Mereka kadang-kadang bersujud, dan kadang-kadang tidak bersujud. Dari Rabi’ah
bin Abdullah:
“Bahwa Umar bin
Khaththab ra. pada hari Jum'at berada di atas mimbar dan telah membaca surat
an-nahl, hingga tiba di ayat sajdah,
beliau turun dan bersujud, dan orang-orang pun ikut bersujud.

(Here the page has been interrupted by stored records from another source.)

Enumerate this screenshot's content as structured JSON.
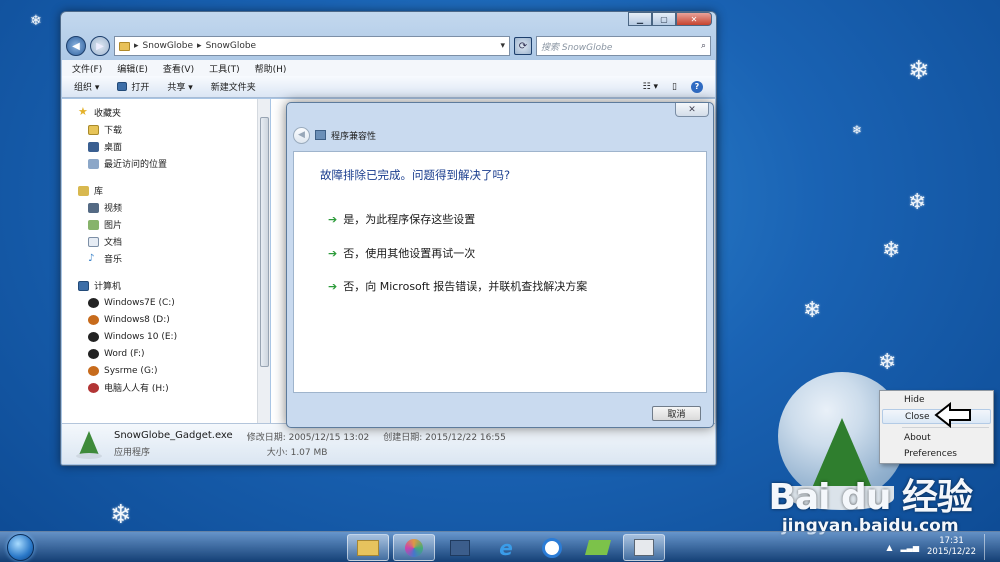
{
  "explorer": {
    "address": [
      "SnowGlobe",
      "SnowGlobe"
    ],
    "search_placeholder": "搜索 SnowGlobe",
    "menu": [
      "文件(F)",
      "编辑(E)",
      "查看(V)",
      "工具(T)",
      "帮助(H)"
    ],
    "toolbar": {
      "organize": "组织 ▾",
      "open": "打开",
      "share": "共享 ▾",
      "new_folder": "新建文件夹"
    },
    "nav": {
      "favorites": "收藏夹",
      "favorites_items": [
        "下载",
        "桌面",
        "最近访问的位置"
      ],
      "libraries": "库",
      "libraries_items": [
        "视频",
        "图片",
        "文档",
        "音乐"
      ],
      "computer": "计算机",
      "drives": [
        "Windows7E (C:)",
        "Windows8 (D:)",
        "Windows 10 (E:)",
        "Word (F:)",
        "Sysrme (G:)",
        "电脑人人有 (H:)"
      ]
    },
    "details": {
      "file_name": "SnowGlobe_Gadget.exe",
      "file_type": "应用程序",
      "modified_label": "修改日期: 2005/12/15 13:02",
      "created_label": "创建日期: 2015/12/22 16:55",
      "size_label": "大小: 1.07 MB"
    }
  },
  "dialog": {
    "title": "程序兼容性",
    "question": "故障排除已完成。问题得到解决了吗?",
    "options": [
      "是，为此程序保存这些设置",
      "否，使用其他设置再试一次",
      "否，向 Microsoft 报告错误，并联机查找解决方案"
    ],
    "cancel": "取消"
  },
  "context_menu": {
    "items": [
      "Hide",
      "Close",
      "About",
      "Preferences"
    ],
    "highlighted": "Close"
  },
  "watermark": {
    "logo": "Bai du 经验",
    "url": "jingyan.baidu.com"
  },
  "taskbar": {
    "time": "17:31",
    "date": "2015/12/22"
  },
  "colors": {
    "desktop": "#1a63b4",
    "question_text": "#1a3d8e",
    "arrow": "#2c9b3a"
  }
}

Hingga jika tiba
Jum'at berikutnya, beliau membaca kembali surat an-nahl, sampai tiba di ayat sajdah, beliau berkata: “Wahai manusia,
sesungguhnya kita melewati ayat sajdah,
barangsiapa yang bersujud maka dia telah benar, dan barangsiapa yang tidak
bersujud maka tidak ada dosa atasnya.” Dan Umar ra. tidak bersujud.”
Dalam riwayat lain
dari Ibnu Umar, ucapannya:
“Sesungguhnya Allah
tidak mewajibkan sujud kecuali jika kita menghendakinya.” (HR. Bukhari dan
al-Baihaqi)
Adapun tempat-tempat
yang disunahkan untuk bersujud, maka ada tempat-tempat yang disepakati, ada
tempat-tempat yang diperdebatkan.
Tempat-tempat yang
disepakati adalah surat-surat berikut: al-A’raf, ar-Ra'du, an-Nahl, al-Isra,
Maryam, al-Hajj, al-Furqan, an-Naml, Alif Lam Mim Tanzil, Ha Mim as-Sajdah, dan
jumlahnya ada sepuluh.
Sedangkan
tempat-tempat yang diperdebatkan adalah dalam surat-surat berikut: sujud kedua
dalam surat al-Hajj telah ditetapkan oleh Ahmad dan as-Syafi’i, surat Shad
telah ditetapkan oleh Abu Hanifah, Ahmad dan Malik, tiga surat al-Mufashhal: an-Najm, al-Insyiqaq dan
al-‘Alaq, ketiganya ditetapkan oleh Abu Hanifah, Syafi'i dan Ahmad, dan yang
kami maksud dengan al-Mufashshal adalah
surat-surat yang dimulai dengan surat al-Hujurat dan diakhiri dengan surat
an-Nas, dan jumlah ayat sajdah ini ada
lima.
Jumlah keseluruhan
ayat sajdah (dari yang disepakati dan
masih diperdebatkan) ada
lima belas ayat sajdah yang tidak ditetapkan seluruhnya kecuali oleh Imam Ahmad.
Pendapat yang saya
pegang adalah bahwa dalam kelima belas ayat sajdah
ini kita disunahkan dan dianjurkan untuk bersujud, dengan pengecualian ayat
surat Shad, karena saya melihat bahwa sujud dalam ayat tersebut berhukum boleh
dan bersifat pilihan, sehingga siapa yang menghendaki maka dia boleh bersujud,
dan yang tidak maka dia boleh meninggalkannya. Ibnu Abbas ra. berkata:
“Shad bukan termasuk
ayat yang ditetapkan untuk bersujud ketika membacanya, tetapi aku melihat Nabi
Saw. bersujud ketika membacanya.” (HR. Bukhari, Ahmad, Abu Dawud, ad-Darimi dan
at-Tirmidzi)
Dan ucapan Ibnu Abbas:
“Shad bukanlah termasuk ayat yang ditetapkan untuk bersujud” menjadi dilalah yang jelas. Dari Abu Said al-Khudri ia
berkata:
“Rasulullah Saw.
membaca surat shad, dan beliau Saw. berada di atas mimbar. Ketika beliau sampai
pada ayat sajdah, beliau Saw. bersujud
dan orang-orang pun ikut bersujud bersamanya. Ketika hari yang lain tiba,
beliau membacanya lagi. Tatkala sampai pada ayat sajdah,
orang-orang bersiap untuk sujud, lalu Nabi Saw. bersabda: “Sesungguhnya ayat
ini adalah taubat Nabi, tetapi aku melihat kalian telah bersiap untuk sujud.”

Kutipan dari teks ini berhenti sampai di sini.